O professor de "meia Fortaleza"

Acostumado desde cedo ao batente (e mesmo assim radicalmente contra o trabalho infantil), Chico Lopes se tornou servidor da Prefeitura de Fortaleza, ainda adolescente. Mesmo em um contexto de tantos desafios, descobriu o segundo elemento que marcaria sua trajetória: o amor pela educação. Foi nesse caminho que conseguiu estudar e, vejam só, que conquista para o filho de Dona Chiquinha, se tornar professor. O professor Chico Lopes, conhecido por todos, que deu aula a "meia Fortaleza".
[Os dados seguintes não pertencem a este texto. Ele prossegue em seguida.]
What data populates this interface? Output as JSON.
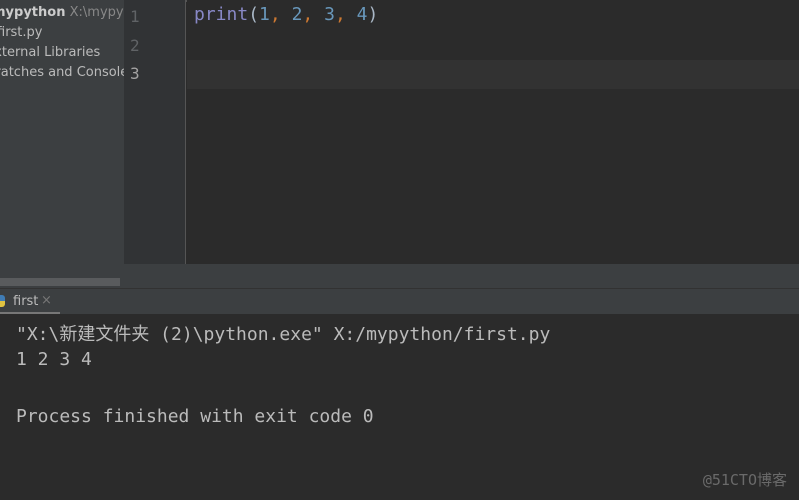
{
  "project": {
    "name": "mypython",
    "path": "X:\\mypython",
    "items": [
      "first.py",
      "External Libraries",
      "Scratches and Consoles"
    ]
  },
  "editor": {
    "line_numbers": [
      "1",
      "2",
      "3"
    ],
    "code": {
      "func": "print",
      "open": "(",
      "args": [
        "1",
        "2",
        "3",
        "4"
      ],
      "sep": ", ",
      "close": ")"
    }
  },
  "run": {
    "tab_label": "first",
    "close": "×",
    "lines": [
      "\"X:\\新建文件夹 (2)\\python.exe\" X:/mypython/first.py",
      "1 2 3 4",
      "",
      "Process finished with exit code 0"
    ]
  },
  "watermark": "@51CTO博客",
  "colors": {
    "func": "#8888c6",
    "number": "#6897bb",
    "comma": "#cc7832",
    "text": "#a9b7c6"
  }
}
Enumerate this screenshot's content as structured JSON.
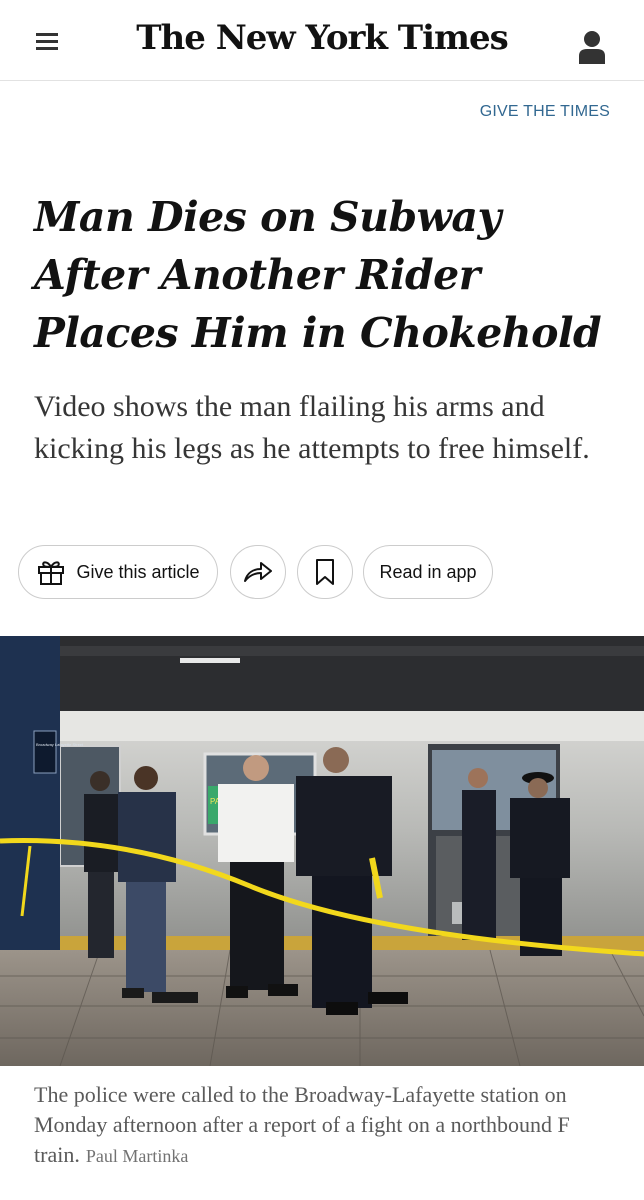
{
  "header": {
    "logo": "The New York Times",
    "menu_icon": "hamburger-menu-icon",
    "account_icon": "user-account-icon"
  },
  "promo": {
    "give_label": "GIVE THE TIMES"
  },
  "article": {
    "headline": "Man Dies on Subway After Another Rider Places Him in Chokehold",
    "summary": "Video shows the man flailing his arms and kicking his legs as he attempts to free himself."
  },
  "actions": {
    "give_label": "Give this article",
    "give_icon": "gift-icon",
    "share_icon": "share-arrow-icon",
    "save_icon": "bookmark-icon",
    "read_in_app_label": "Read in app"
  },
  "photo": {
    "caption": "The police were called to the Broadway-Lafayette station on Monday afternoon after a report of a fight on a northbound F train.",
    "credit": "Paul Martinka",
    "station_sign": "Broadway Lafayette Street",
    "ad_text": "PAY YO"
  },
  "colors": {
    "link_blue": "#326891",
    "caution_tape": "#f2d81c",
    "text": "#121212"
  }
}
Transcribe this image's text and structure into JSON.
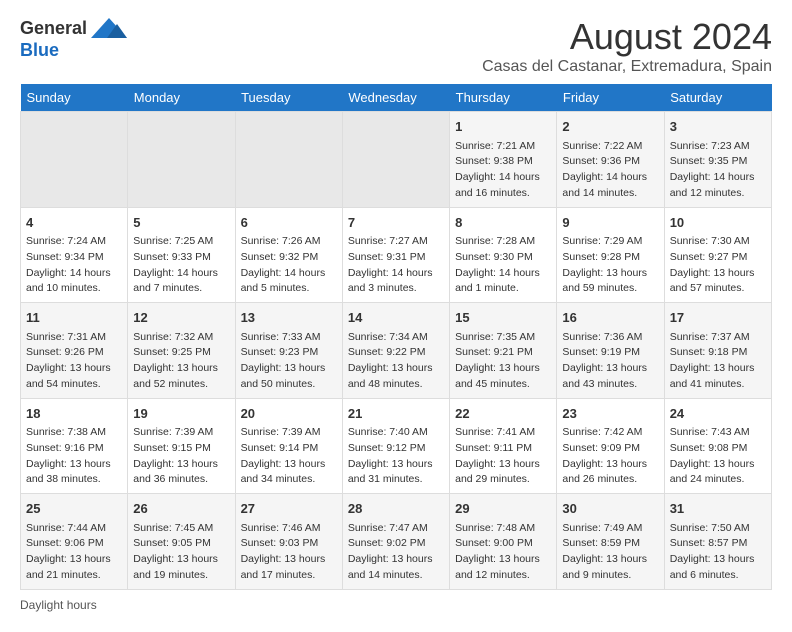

Muito mais tarde, nas caminhadas nos bairros de Fortaleza nas campanhas eleitorais, as décadas de trabalho seguiriam ecoando: "O senhor foi meu professor". "Meu pai foi aluno do senhor". "Uma tia minha foi aluna sua". Quem diria que o menino que tanto teve de lutar para poder estudar se tornaria o deputado federal autor da emenda que garantiu aos professores e professoras de todo o Brasil o direito a 1/3 da jornada de trabalho extrassala? Uma conquista histórica da qualidade na educação, viabilizada por meio de emenda de Chico Lopes à lei do piso salarial do magistério – outro objetivo pelo qual ele lutou durante toda a vida e que se tornou realidade nos anos de governo Lula/Dilma.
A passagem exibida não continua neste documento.